Lower- and middle-income countries (LMICs) also have existing pharmacovigilance and surveillance systems for adverse events following immunizations. These systems are being modified to track adverse outcomes of COVID-19 vaccination. Some countries do not have a specific system for pregnant people, though they will be captured in the general system if they receive vaccines. Without an intentional plan to analyze vaccinated pregnant people as a distinct subpopulation, the information from these general surveillance systems may be insufficient to produce sound results and valid interpretations for this subpopulation.
The COVID-19 pandemic is an opportunity for countries that don't have immunization registries to put them in place, particularly now that technology can really enable some of the democratization of these registries.

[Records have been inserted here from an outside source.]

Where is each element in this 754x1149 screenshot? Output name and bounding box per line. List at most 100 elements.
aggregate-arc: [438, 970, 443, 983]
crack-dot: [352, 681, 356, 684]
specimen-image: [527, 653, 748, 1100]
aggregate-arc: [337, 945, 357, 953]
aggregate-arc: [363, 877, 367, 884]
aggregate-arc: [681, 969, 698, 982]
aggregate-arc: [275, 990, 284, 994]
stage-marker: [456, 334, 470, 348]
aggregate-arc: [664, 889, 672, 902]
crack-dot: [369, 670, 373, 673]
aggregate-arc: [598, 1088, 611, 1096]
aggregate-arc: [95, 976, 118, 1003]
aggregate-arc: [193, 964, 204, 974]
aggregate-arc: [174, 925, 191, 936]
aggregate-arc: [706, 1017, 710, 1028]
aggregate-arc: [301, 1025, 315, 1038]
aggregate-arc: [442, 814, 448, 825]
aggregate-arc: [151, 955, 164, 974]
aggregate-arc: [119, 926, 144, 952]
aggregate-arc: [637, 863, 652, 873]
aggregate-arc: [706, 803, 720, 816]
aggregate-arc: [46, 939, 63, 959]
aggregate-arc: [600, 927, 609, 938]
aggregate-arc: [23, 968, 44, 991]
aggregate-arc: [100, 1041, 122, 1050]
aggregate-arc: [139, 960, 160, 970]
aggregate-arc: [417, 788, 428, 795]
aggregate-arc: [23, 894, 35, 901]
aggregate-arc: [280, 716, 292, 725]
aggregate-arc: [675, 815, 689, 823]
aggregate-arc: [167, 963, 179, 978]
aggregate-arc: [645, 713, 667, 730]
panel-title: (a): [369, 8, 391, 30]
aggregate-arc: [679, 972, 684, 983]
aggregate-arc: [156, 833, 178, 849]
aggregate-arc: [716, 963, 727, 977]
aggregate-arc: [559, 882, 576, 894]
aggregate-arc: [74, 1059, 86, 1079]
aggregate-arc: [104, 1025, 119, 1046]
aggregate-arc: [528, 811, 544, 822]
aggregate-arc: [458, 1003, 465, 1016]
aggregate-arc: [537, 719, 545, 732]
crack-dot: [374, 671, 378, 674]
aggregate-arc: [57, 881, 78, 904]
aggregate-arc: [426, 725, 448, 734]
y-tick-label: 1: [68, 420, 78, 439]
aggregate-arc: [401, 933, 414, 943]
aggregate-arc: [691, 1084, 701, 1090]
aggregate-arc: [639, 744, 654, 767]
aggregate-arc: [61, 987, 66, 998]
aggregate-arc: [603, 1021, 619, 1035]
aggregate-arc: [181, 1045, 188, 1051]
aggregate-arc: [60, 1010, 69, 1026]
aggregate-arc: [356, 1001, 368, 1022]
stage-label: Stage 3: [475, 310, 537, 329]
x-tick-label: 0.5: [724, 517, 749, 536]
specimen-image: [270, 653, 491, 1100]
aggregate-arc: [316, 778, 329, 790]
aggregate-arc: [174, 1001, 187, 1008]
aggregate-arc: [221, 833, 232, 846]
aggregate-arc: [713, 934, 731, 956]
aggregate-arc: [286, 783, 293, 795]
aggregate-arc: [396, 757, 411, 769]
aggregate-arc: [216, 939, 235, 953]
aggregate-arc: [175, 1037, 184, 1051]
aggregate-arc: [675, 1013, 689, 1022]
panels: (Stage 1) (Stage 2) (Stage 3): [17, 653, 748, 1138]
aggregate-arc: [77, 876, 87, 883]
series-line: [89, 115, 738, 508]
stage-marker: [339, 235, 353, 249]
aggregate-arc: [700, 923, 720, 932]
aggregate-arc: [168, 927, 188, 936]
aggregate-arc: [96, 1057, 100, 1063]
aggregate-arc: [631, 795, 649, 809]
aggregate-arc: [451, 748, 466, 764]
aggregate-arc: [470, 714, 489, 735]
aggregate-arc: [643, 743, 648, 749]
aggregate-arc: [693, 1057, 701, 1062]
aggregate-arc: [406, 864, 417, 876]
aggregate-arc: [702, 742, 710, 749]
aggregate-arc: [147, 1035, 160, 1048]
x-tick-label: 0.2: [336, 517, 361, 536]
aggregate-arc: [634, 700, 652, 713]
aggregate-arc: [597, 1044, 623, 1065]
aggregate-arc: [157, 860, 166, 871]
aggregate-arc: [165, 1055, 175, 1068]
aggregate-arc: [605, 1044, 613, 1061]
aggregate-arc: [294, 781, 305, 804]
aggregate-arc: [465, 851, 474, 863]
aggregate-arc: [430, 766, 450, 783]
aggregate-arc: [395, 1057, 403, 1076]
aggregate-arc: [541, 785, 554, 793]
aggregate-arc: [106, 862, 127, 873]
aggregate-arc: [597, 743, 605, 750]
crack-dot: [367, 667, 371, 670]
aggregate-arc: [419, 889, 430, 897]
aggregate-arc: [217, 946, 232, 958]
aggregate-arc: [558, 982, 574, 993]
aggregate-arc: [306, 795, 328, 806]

It doesn’t make sense to copy systems that worked in developed countries because there might be systematic barriers and constraints that will make it difficult to operate those systems in LMICs. That complexity has to be envisioned, worked out, and then tailored for the context, but that’s no excuse not to act.
Before COVID-19, global coverage of childhood vaccination stagnated at 85% for 10 years. Now there is a renewed focus on reaching those last unvaccinated children. It's going to take new ideas, data, and partnerships for us to achieve higher coverage and equity of vaccination. Additional data systems need to come into play for us to be better informed about our strategies to improve immunization coverage globally, nationally, and particularly locally. We need to listen to communities and adopt a human-centered approach in developing hyper-local solutions for improving vaccination coverage.